Em entrevista coletiva, Duhalde disse esperar que com a viagem, ontem, do ministro da Economia, Roberto Lavagna, aos Estados Unidos essas divergências sejam superadas.
''Estamos na última etapa e acho que será concluída com êxito'', destacou, depois de insistir que ''esta negociação é a mais extensa da história do FMI''.
Lavagna se unirá à delegação de técnicos argentinos que já se encontra em Washington para manter conversações com autoridades do Fundo Monetário.
A Argentina busca há mais de dez meses assinar um acordo que lhe permita reprogramar as dívidas de cerca de US$ 18 bilhões que tem com o FMI e outros organismos internacionais, e que têm vencimentos que vão deste ano ao final de 2003.
A delegação argentina negociará contra o relógio diante do risco de que o país não consiga pagar os US$ 809 milhões que deve ao Banco Mundial (Bird) e que vencem amanhã.
A respeito desse vencimento, Duhalde disse que ''não há nenhuma decisão'' definida e destacou que Lavagna tem toda sua ''confiança para tomar a decisão que considerar necessária e que for a mais conveniente para o país''.
Diante do iminente vencimento da dívida com o Bird, no governo há um debate sobre a conveniência de recorrer às reservas do Banco Central para não entrar em moratória com os organismos multilaterais.
''O ministro me disse que há diversos mecanismos, que irá explorar o que for mais conveniente para nosso país. Também é preciso ver a evolução do acordo'', disse Duhalde.

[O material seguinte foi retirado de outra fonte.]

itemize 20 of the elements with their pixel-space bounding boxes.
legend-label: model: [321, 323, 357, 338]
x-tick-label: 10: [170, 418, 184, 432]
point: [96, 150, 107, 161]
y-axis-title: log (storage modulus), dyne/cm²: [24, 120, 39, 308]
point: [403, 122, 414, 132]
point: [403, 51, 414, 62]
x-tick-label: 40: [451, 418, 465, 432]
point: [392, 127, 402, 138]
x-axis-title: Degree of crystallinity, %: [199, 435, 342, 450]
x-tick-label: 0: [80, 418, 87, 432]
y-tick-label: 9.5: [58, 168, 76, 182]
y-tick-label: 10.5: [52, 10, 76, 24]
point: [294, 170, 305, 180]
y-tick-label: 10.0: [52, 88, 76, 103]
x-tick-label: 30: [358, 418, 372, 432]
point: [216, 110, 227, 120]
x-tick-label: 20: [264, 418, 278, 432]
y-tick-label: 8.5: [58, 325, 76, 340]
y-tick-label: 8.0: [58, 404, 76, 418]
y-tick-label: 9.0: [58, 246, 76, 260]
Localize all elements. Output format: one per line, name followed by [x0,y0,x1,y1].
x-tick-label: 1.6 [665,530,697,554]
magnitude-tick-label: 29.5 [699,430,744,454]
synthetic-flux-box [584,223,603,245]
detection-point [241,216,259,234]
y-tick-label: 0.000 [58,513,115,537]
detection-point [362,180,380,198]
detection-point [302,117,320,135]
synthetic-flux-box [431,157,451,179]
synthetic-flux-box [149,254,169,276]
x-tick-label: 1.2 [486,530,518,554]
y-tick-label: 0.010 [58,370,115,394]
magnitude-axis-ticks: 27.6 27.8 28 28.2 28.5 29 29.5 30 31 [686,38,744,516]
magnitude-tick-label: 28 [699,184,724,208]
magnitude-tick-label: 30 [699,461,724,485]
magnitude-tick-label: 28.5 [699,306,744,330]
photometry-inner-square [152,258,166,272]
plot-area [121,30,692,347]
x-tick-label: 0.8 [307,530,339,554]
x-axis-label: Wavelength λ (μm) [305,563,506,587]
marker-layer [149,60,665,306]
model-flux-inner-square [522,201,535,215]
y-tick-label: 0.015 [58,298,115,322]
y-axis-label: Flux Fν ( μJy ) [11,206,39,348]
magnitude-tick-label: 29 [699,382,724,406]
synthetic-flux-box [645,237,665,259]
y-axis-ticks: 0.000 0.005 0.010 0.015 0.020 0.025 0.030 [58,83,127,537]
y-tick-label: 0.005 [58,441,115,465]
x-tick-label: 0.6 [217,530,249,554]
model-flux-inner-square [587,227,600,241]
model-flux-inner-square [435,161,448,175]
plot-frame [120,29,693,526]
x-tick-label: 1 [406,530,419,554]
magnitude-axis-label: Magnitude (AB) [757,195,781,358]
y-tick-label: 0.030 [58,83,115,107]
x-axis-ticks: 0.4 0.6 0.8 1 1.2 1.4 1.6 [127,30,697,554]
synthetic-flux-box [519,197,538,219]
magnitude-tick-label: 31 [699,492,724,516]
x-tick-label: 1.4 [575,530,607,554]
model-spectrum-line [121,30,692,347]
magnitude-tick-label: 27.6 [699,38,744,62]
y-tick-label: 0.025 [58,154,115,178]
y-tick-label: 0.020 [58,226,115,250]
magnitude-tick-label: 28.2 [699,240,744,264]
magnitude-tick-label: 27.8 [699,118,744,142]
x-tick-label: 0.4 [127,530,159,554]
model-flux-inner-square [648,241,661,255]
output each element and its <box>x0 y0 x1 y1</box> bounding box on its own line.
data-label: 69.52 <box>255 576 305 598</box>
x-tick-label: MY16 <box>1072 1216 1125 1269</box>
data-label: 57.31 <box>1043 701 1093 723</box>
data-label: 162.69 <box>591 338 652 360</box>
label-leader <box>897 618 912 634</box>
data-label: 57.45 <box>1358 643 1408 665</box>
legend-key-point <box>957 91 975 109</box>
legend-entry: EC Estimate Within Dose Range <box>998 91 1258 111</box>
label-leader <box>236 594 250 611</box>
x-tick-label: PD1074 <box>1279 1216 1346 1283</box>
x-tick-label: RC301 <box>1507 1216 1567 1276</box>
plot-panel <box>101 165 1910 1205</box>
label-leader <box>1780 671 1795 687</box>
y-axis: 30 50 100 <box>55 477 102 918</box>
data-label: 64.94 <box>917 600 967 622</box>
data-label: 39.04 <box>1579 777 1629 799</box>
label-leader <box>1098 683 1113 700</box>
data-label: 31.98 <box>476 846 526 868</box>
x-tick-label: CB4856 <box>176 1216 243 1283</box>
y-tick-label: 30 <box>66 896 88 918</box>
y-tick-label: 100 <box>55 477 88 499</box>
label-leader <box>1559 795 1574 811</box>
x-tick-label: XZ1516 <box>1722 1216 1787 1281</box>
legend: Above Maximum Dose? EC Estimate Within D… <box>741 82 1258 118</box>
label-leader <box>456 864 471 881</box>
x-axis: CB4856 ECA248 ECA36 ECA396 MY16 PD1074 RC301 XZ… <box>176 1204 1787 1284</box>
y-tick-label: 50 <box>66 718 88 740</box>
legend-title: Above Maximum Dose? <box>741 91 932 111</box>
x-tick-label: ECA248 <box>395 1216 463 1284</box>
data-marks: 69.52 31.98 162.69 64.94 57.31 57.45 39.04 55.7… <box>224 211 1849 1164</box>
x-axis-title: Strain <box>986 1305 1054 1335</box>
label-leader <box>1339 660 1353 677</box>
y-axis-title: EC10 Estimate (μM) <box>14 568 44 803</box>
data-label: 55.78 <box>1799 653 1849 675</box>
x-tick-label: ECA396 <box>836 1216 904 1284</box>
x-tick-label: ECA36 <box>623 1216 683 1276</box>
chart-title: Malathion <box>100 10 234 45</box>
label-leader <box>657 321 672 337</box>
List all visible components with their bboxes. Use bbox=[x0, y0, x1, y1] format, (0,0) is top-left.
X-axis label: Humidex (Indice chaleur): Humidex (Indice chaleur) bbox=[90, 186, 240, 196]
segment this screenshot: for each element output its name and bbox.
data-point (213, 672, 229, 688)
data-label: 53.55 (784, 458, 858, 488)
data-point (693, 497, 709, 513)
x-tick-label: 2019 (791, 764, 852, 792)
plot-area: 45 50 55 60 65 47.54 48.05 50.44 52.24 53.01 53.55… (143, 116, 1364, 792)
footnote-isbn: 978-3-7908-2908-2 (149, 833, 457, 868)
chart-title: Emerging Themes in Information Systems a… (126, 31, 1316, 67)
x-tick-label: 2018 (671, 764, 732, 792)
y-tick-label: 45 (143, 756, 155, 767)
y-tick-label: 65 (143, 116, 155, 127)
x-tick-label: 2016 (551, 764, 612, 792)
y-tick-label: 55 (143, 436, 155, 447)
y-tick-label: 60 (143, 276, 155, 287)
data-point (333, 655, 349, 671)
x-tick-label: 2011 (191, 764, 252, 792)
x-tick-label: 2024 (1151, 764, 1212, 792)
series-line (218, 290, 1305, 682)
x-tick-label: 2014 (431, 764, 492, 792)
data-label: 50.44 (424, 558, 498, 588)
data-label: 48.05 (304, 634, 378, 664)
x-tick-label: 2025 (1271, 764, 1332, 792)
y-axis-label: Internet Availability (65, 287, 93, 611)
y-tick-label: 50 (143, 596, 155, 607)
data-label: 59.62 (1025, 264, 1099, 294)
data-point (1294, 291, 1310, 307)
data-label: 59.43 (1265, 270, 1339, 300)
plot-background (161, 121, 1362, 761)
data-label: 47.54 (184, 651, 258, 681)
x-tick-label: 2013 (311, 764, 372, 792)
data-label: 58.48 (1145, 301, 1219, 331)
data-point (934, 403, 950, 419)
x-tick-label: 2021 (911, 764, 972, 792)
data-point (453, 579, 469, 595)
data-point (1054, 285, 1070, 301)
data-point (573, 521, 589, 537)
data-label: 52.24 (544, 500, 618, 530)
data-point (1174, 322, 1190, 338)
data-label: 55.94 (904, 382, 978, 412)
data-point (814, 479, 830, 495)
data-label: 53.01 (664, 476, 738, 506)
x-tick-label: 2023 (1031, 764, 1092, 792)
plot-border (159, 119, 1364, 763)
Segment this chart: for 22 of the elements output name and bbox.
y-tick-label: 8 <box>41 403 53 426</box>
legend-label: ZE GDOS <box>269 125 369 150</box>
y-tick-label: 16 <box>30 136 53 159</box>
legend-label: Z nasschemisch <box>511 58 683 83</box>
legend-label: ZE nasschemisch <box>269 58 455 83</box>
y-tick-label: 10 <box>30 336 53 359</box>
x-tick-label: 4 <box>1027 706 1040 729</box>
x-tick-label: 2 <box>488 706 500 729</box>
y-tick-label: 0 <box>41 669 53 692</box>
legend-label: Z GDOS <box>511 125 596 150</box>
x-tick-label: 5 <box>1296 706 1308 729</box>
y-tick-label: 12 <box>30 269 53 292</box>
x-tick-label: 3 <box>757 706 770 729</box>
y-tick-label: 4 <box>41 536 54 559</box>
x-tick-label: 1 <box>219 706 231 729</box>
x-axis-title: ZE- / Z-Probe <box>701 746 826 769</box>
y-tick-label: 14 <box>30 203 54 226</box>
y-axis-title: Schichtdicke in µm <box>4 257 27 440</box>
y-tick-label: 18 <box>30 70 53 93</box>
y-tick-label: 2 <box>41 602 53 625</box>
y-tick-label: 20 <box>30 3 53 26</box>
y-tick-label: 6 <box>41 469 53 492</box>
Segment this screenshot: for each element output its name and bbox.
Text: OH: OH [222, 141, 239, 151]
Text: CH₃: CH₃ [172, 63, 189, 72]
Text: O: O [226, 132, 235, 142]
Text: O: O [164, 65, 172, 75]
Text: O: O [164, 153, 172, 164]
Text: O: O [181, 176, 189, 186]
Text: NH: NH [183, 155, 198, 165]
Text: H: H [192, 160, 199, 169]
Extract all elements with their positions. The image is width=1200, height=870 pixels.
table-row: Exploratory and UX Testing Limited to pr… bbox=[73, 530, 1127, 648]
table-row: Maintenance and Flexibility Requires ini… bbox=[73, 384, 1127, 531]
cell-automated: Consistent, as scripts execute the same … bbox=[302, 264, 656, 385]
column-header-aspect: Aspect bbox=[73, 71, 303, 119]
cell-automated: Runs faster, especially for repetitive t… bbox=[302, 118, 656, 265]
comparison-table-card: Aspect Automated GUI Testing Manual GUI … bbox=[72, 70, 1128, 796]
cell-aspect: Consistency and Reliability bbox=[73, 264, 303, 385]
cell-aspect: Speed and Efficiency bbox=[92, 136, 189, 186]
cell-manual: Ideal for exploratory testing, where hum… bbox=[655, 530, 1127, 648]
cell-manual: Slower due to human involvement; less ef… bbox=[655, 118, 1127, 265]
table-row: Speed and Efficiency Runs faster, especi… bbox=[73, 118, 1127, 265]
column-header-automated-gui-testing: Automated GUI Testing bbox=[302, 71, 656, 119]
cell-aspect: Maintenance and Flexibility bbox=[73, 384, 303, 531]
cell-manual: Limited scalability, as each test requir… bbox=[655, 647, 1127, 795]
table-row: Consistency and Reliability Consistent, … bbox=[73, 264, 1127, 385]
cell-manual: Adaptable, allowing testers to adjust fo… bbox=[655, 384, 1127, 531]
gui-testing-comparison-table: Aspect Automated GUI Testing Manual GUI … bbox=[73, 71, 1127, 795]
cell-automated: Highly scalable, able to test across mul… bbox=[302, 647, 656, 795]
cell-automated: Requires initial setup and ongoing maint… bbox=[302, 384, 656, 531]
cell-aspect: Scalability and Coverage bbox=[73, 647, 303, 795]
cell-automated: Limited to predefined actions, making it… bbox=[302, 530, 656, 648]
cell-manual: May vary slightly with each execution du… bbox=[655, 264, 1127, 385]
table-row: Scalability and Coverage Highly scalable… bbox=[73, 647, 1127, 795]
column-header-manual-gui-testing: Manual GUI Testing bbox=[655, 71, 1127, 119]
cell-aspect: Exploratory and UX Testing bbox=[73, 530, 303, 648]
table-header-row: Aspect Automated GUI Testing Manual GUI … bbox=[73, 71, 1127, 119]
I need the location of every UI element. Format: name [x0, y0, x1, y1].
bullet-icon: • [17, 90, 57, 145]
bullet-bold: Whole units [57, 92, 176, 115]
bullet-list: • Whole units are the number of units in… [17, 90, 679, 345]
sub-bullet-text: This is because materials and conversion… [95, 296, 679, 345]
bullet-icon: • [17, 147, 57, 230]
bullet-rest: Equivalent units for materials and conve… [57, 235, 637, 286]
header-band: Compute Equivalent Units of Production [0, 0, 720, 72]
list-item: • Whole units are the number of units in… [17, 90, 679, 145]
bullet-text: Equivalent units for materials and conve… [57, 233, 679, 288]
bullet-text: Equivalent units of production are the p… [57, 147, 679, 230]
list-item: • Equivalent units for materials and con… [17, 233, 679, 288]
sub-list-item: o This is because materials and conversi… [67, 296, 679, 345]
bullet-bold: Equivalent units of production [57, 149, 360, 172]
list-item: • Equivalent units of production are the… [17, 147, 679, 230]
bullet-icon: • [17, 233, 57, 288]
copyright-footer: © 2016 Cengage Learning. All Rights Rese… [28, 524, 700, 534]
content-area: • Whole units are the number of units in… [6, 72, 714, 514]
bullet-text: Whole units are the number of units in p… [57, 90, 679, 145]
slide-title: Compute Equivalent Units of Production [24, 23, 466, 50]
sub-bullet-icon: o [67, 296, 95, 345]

E ainda negou que as divergências com o FMI estejam vinculadas ao aumento de tarifas dos serviços públicos que as empresas concessionárias vêm exigindo para compensar as perdas pela desvalorização de janeiro.
Duhalde acha que a principal consequência do fechamento de um acordo com o Fundo Monetário será que a Argentina ''não ficará isolada do mundo'', e disse que também contribuirá à ''incipiente recuperação da economia'' que, na sua opinião, já começou.